Kennedy laughed, and Donavan only looked surprised.

“What?” I said. “It’s a good show. You said so yourself.”

His eyes lit up in amusement.

I grabbed hold of his hand and squeezed. “Does that make me a diva?” I asked.

This time he actually chuckled. “Not at all. I’m glad to see your confidence back.”

A gasp sounded, and I turned to see Kennedy’s mouth open again. “Wait,” she said, looking at our clasped hands, then at the hoodie I wore. “Are you two . . . no. Wait, are you?”

I started to say yes when Donavan said, “No, we’re not. Now go turn on the TV.”

She ran out of the kitchen, and I dropped Donavan’s hand.

“Sorry,” he said. “She’s usually not so excitable.”

“You warned me.”

He pointed at her abandoned sandwich. “Does that appeal to you at all?”
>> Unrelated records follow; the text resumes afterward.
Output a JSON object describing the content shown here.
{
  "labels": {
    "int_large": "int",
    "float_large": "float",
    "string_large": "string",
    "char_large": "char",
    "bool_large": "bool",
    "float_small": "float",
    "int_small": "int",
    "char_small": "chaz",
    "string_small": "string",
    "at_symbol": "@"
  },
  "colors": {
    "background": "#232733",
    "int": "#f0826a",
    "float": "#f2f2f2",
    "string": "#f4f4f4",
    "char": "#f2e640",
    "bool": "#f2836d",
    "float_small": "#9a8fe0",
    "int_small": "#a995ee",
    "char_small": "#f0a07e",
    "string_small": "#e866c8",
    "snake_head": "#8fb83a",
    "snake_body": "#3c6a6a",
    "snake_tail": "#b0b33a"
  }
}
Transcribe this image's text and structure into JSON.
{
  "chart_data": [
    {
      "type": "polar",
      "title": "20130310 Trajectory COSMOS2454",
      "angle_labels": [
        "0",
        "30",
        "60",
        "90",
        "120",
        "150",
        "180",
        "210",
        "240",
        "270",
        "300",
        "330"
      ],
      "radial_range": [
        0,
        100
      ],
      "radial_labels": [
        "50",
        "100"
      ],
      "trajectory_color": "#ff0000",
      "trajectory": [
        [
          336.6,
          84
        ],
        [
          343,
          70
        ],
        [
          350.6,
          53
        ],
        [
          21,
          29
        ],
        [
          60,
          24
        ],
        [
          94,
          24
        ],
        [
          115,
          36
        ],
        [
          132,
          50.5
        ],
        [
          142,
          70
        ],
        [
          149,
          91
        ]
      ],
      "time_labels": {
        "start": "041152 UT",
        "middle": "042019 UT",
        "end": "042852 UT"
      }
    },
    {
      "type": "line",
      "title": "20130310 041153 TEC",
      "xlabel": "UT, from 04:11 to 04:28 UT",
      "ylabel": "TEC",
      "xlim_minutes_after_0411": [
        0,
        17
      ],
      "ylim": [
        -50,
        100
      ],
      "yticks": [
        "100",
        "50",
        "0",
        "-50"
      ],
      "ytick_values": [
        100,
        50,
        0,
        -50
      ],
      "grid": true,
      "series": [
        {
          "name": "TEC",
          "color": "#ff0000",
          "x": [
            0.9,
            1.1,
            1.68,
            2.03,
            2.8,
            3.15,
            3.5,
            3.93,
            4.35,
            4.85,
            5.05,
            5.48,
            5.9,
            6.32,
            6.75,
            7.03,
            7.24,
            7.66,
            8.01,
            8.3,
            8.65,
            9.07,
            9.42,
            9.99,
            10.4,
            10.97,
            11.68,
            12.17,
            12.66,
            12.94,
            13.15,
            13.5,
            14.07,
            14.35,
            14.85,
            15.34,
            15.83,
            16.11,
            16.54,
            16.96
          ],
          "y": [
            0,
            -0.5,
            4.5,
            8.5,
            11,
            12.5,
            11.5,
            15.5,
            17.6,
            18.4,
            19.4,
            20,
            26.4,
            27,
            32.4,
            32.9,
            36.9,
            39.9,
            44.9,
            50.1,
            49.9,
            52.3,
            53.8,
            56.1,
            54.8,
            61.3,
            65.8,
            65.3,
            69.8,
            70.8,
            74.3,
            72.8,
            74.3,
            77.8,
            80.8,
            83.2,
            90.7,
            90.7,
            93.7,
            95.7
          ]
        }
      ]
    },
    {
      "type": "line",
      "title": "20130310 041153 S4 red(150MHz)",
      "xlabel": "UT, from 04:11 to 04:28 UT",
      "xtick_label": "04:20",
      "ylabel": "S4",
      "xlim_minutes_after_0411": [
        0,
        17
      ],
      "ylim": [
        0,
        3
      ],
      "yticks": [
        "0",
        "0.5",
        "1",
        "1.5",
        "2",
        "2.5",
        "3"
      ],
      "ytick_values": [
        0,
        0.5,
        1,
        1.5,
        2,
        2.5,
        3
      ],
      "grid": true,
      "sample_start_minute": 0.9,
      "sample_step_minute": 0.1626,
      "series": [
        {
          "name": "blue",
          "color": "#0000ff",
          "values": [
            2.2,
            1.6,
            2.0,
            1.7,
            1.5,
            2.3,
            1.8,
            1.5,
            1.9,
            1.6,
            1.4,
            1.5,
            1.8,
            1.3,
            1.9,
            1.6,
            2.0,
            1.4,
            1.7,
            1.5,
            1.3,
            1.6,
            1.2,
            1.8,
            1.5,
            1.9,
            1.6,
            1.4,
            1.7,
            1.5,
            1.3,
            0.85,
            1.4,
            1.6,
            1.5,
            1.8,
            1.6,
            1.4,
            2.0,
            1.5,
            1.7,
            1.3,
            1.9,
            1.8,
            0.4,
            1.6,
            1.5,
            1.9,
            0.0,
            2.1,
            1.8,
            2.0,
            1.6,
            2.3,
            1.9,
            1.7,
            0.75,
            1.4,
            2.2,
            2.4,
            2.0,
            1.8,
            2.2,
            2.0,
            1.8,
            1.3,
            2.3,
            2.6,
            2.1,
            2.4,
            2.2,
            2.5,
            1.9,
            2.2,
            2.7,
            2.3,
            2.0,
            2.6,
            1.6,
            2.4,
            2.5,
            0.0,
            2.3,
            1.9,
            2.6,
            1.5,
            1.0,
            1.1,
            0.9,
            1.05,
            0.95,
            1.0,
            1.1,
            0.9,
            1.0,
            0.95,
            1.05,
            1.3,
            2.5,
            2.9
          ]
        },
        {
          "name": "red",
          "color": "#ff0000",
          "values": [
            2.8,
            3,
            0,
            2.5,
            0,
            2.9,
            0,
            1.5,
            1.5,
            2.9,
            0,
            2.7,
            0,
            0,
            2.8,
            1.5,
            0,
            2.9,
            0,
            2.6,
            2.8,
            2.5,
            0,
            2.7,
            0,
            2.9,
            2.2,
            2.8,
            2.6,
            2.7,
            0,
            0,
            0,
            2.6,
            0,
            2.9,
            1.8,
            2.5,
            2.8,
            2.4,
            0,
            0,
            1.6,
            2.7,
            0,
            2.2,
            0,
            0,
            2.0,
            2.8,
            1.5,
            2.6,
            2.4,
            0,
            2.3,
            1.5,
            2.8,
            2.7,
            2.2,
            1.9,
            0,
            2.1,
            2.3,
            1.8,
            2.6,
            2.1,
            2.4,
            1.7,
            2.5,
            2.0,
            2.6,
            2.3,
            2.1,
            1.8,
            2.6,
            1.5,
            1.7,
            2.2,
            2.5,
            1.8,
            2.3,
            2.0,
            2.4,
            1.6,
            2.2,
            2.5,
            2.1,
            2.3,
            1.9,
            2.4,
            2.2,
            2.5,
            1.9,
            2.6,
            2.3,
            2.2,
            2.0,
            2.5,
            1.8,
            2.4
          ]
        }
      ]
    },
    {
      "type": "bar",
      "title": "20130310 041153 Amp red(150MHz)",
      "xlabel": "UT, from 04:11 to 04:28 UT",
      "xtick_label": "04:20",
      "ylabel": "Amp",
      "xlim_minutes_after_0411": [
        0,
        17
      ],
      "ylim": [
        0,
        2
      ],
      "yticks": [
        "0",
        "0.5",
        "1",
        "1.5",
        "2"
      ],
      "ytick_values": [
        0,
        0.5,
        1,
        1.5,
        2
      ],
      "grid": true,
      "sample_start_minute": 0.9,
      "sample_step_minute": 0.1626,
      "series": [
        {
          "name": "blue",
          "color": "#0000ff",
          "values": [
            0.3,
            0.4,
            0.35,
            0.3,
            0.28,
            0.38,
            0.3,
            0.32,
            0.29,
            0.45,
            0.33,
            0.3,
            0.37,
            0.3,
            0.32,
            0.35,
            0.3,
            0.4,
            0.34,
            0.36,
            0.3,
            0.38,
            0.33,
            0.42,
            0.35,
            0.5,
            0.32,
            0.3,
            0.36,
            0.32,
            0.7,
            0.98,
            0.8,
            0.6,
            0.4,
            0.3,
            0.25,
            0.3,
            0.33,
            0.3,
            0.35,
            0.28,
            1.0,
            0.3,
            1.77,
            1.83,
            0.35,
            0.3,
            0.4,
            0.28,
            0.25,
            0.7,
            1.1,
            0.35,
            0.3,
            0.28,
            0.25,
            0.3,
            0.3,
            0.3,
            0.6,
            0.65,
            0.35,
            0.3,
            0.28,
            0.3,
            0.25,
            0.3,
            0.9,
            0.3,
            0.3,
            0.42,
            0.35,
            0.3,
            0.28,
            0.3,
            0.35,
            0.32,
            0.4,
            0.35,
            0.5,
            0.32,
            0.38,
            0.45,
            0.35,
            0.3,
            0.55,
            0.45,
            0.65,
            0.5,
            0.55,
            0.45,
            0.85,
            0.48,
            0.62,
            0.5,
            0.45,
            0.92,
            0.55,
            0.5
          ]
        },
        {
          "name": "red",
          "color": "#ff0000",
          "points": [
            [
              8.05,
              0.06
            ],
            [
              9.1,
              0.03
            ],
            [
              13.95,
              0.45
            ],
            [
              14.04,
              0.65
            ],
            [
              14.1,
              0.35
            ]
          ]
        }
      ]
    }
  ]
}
“No, thanks.” I pulled my dead phone out of my pocket. “Do you have a charger I can borrow? I left mine in my trailer.”

“Yes, I’ll go get it.”

He left, and I stood in the kitchen alone. Had I been stupid to think that the kiss on the beach meant something? He’d had an hour while I slept to analyze it over and over again. Had he decided it was a mistake? Had he just done it because he felt sorry for me? Because he was a nice guy? I didn’t need his pity. I didn’t want it either.





Thirty


“I didn’t say you could eat my sandwich,” Kennedy said as we walked into the living room.

After Donavan had plugged my phone into the charger on the kitchen counter, he had put Kennedy’s sandwich on a plate and had already taken three big bites.